An overwhelming feeling of dread washed over me.
Mack sat down and just shook his head without saying anything.
My chest tightened.
When he finally looked up at me, the hint of wetness forming in his eyes confirmed my worst fears.
“I remember not wanting you to even touch me that day. You hugged me, and I couldn’t bear to let myself feel it. It was too fucking painful.”
Frankie hadn’t moved from her spot by my bay window. Leaning against the ledge beneath it, she seemed lost in thought before she said, “I swear to God, Mack. That was the last thing I ever expected you to tell me when you walked in the door that day.”
My chest constricted just thinking about it. “You and me both. I didn’t handle it well. I was still in such shock when I came to you. It was impossible to express how devastated I was. It seemed like a bad dream. I was just…numb.”
“I remember. I’d never seen you like that.”
“Torrie and I hadn’t had sex in about two months by the time I went back to D.C. that summer. I’d made up excuses the last couple of trips before that. It was pathetic, but there came a certain point when it felt wrong. I knew in my heart that I was going to end things with her because my feelings for you were too strong to contain anymore. I just hadn’t garnered the courage until the end of the semester came. By that time, I was more sure than ever of what I wanted.”
“To be honest, I don’t even clearly remember what you said to me that day. As soon as the word pregnant came out of your mouth, everything else just seemed like a blur.”
“When she told me she was three months along…it just seemed impossible, even though it technically wasn’t. She’d been on birth control, but I never should’ve trusted it.”
“You don’t think she planned it, do you?”
Shaking my head as I stared down at my rug, I said, “I honestly don’t know. I know she sensed me changing. She likely sensed I was going to end it. I don’t like to think that she would’ve done something like that on purpose, but honestly, Frankie, I’ll never know, because she’d never admit to it if she did.”
“I hope she didn’t.” Frankie stared out blankly at some kids riding their bikes on my street before she asked, “I can’t even imagine what things were like for you during those months, Mack.”
The fact that she was thinking about my feelings in that moment despite how much I’d hurt her really spoke to the type of person she was.
After I’d told Frankie about the pregnancy on that fateful day, I returned to D.C. and sent for the rest of my stuff. I’d also transferred to American University’s graduate program soon after.

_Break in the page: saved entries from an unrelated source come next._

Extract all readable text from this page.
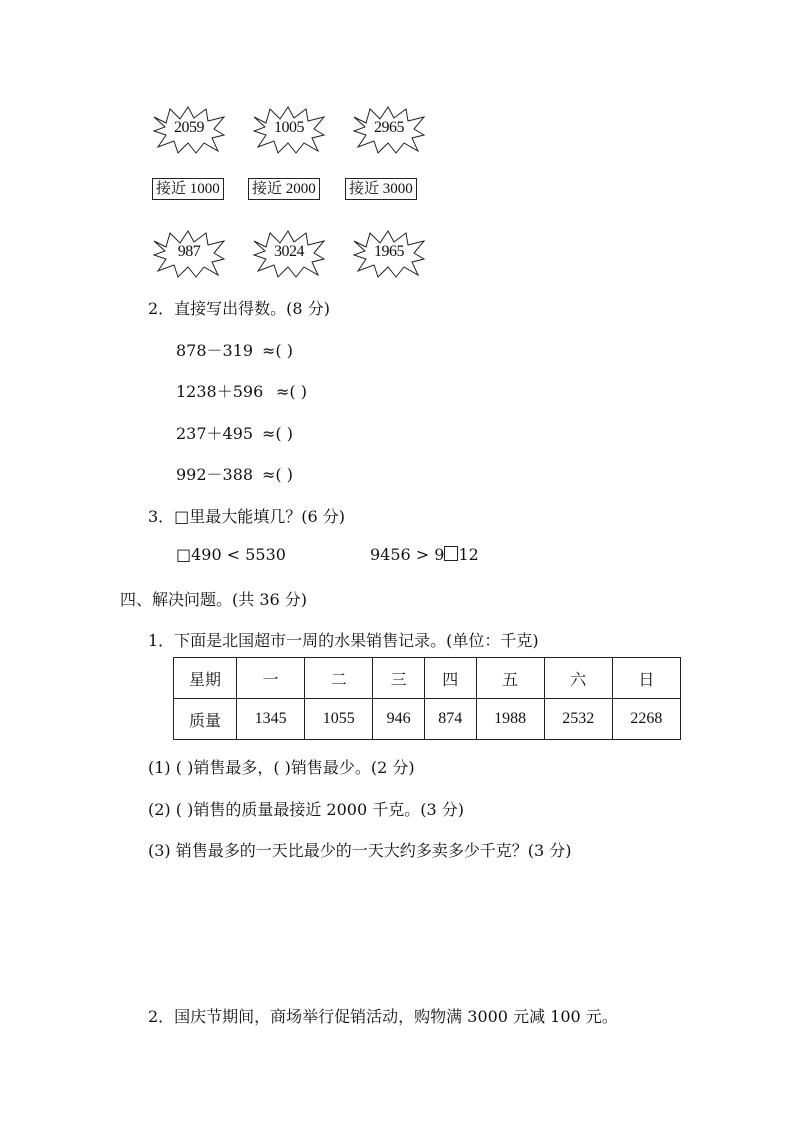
2059	1005	2965
接近 1000 接近 2000 接近 3000
987	3024	1965
2．直接写出得数。(8 分)
878－319 ≈( )
1238＋596 ≈( )
237＋495 ≈( )
992－388 ≈( )
3．□里最大能填几？(6 分)
□490 < 5530	9456 > 9 12
四、解决问题。(共 36 分)
1．下面是北国超市一周的水果销售记录。(单位：千克)
星期	一	二	三	四	五	六	日
质量	1345	1055	946	874	1988	2532	2268
(1) ( )销售最多，( )销售最少。(2 分)
(2) ( )销售的质量最接近 2000 千克。(3 分)
(3) 销售最多的一天比最少的一天大约多卖多少千克？(3 分)
2．国庆节期间，商场举行促销活动，购物满 3000 元减 100 元。
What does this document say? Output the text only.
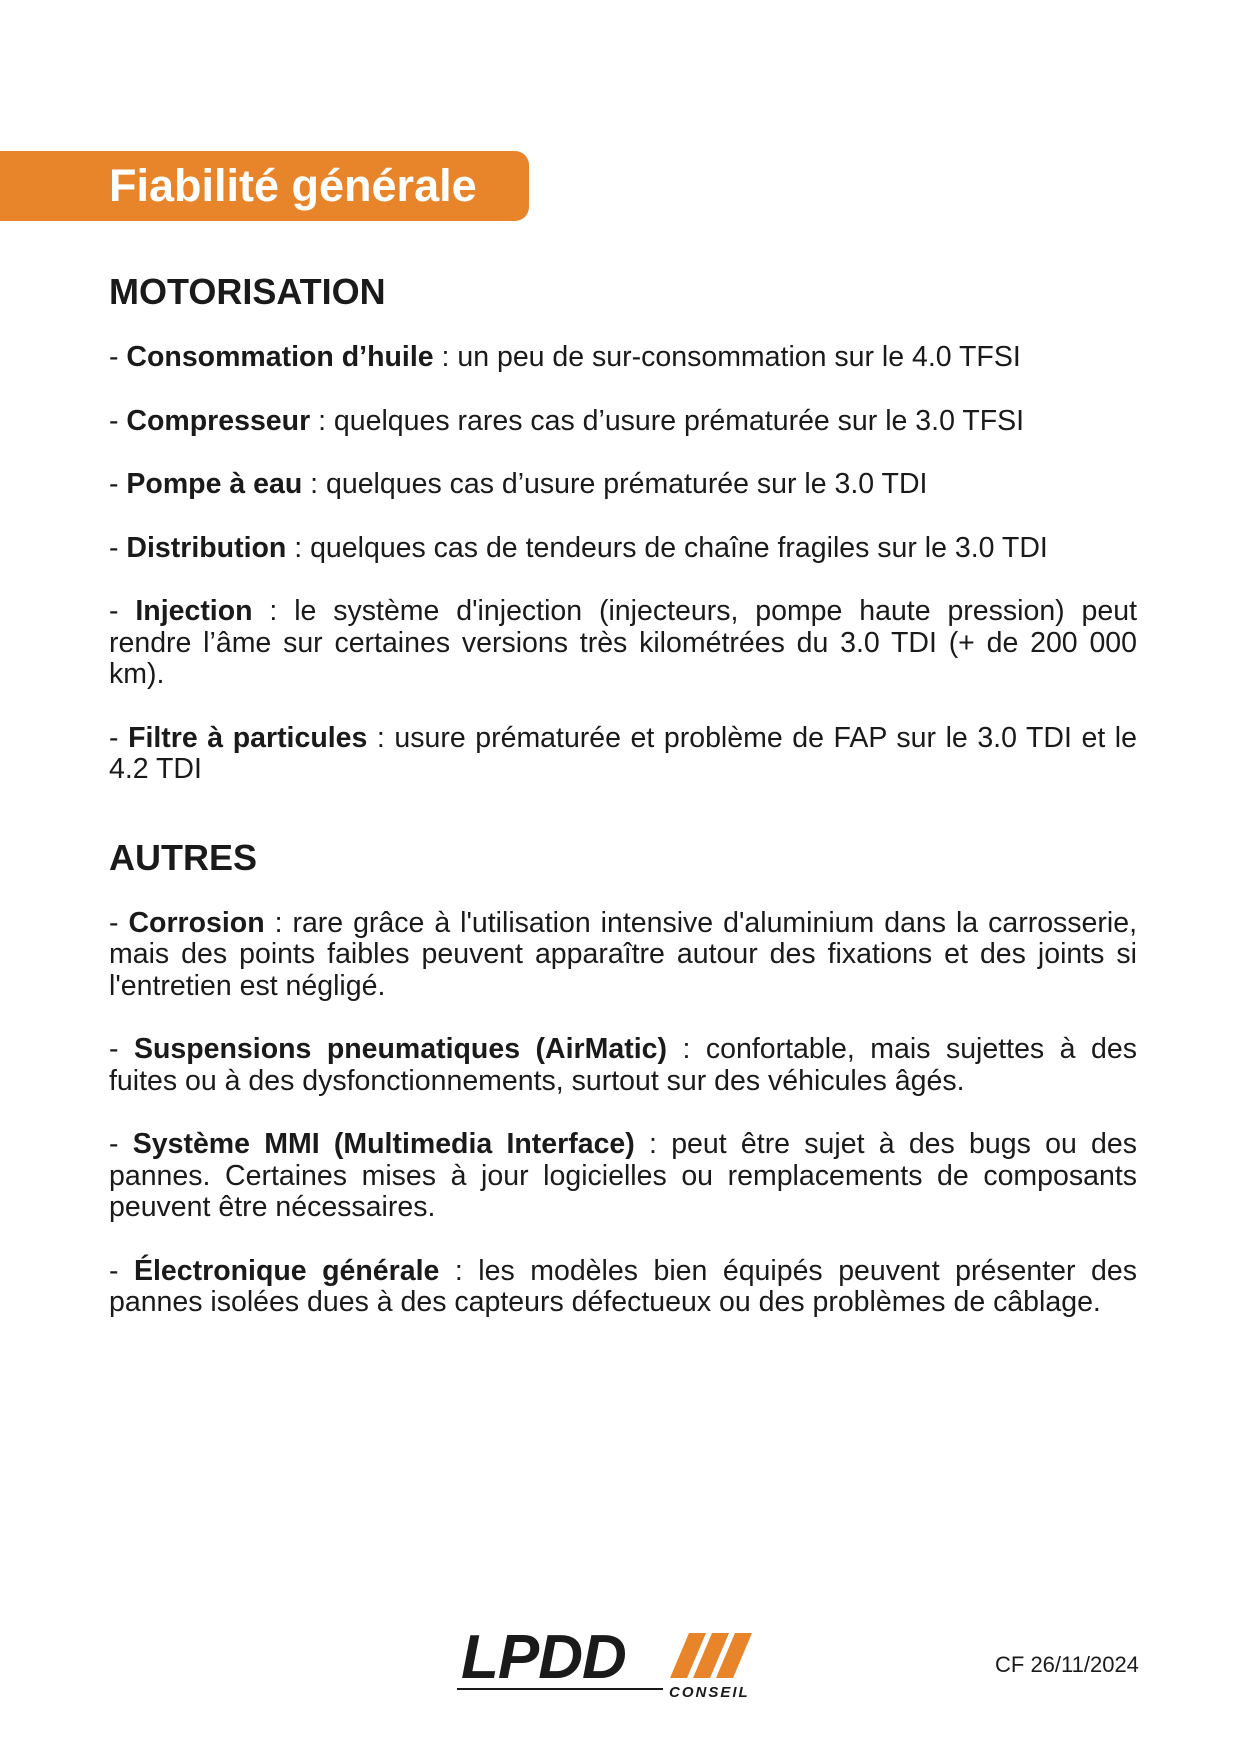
Fiabilité générale
MOTORISATION

- Consommation d’huile : un peu de sur-consommation sur le 4.0 TFSI

- Compresseur : quelques rares cas d’usure prématurée sur le 3.0 TFSI

- Pompe à eau : quelques cas d’usure prématurée sur le 3.0 TDI

- Distribution : quelques cas de tendeurs de chaîne fragiles sur le 3.0 TDI

- Injection : le système d'injection (injecteurs, pompe haute pression) peut rendre l’âme sur certaines versions très kilométrées du 3.0 TDI (+ de 200 000 km).

- Filtre à particules : usure prématurée et problème de FAP sur le 3.0 TDI et le 4.2 TDI

AUTRES

- Corrosion : rare grâce à l'utilisation intensive d'aluminium dans la carrosserie, mais des points faibles peuvent apparaître autour des fixations et des joints si l'entretien est négligé.

- Suspensions pneumatiques (AirMatic) : confortable, mais sujettes à des fuites ou à des dysfonctionnements, surtout sur des véhicules âgés.

- Système MMI (Multimedia Interface) : peut être sujet à des bugs ou des pannes. Certaines mises à jour logicielles ou remplacements de composants peuvent être nécessaires.

- Électronique générale : les modèles bien équipés peuvent présenter des pannes isolées dues à des capteurs défectueux ou des problèmes de câblage.

LPDD
CONSEIL
CF 26/11/2024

“I was basically just existing. I wasn’t ready for a child. I wasn’t in love with Torrie. It felt like all of the happiness had been drained from my life. All I wanted was to be back in Boston with you. But I just didn’t see how that could’ve possibly worked. I knew my father would’ve made your life a living hell. In his eyes, my having an illegitimate child was bad enough, let alone abandoning the mother for another woman. His precious reputation would have been on the line, and Michael Morrison is not a good person, especially when his personal interests are being threatened. I didn’t want him anywhere near you. But even knowing all of that, I still constantly second-guessed my decision to leave you behind.”
Frankie appeared deep in thought then said, “I wouldn’t have been able to be with you then. I wasn’t strong enough. I couldn’t have handled it. You made the right decision.”
Hearing her say that meant more to me than she could have known.
“I also worried you would never respect me if I did anything other than own up to my responsibilities, especially given what happened with your father. So, I felt like I only had one option and that was to let you go.”
She finally moved from her spot at the window to the couch. She placed her head in her hands, but she wasn’t crying. She was processing. This conversation was eight years in the making and taking an emotional toll on us. But it needed to happen.
“What exactly happened that last night we were together, when we got drunk? I mean, you told me some vague stuff, but what exactly did I say to you?”
“You really want to know?” I laughed. “Let’s put it this way, if you said the same stuff to me right now, we wouldn’t be wasting time talking.”
Her face pinked up. “Maybe I don’t want to know. We never kissed?”
This was something I never told her.
“When I was helping you get dressed after the shower, you put your hand around the back of my head and tried to kiss me. I turned away—not because I didn’t want to kiss you, because Lord knows I’d never wanted anything more than to taste you that night. I stopped it because I didn’t want our first kiss to be a drunk one that you wouldn’t remember. At that time, I was certain I’d have lots of opportunities to do it right. But I have to admit, if there was one thought that rang out in my head more than any other these past several years, it was that I wished I had taken that damn kiss when I had the chance.”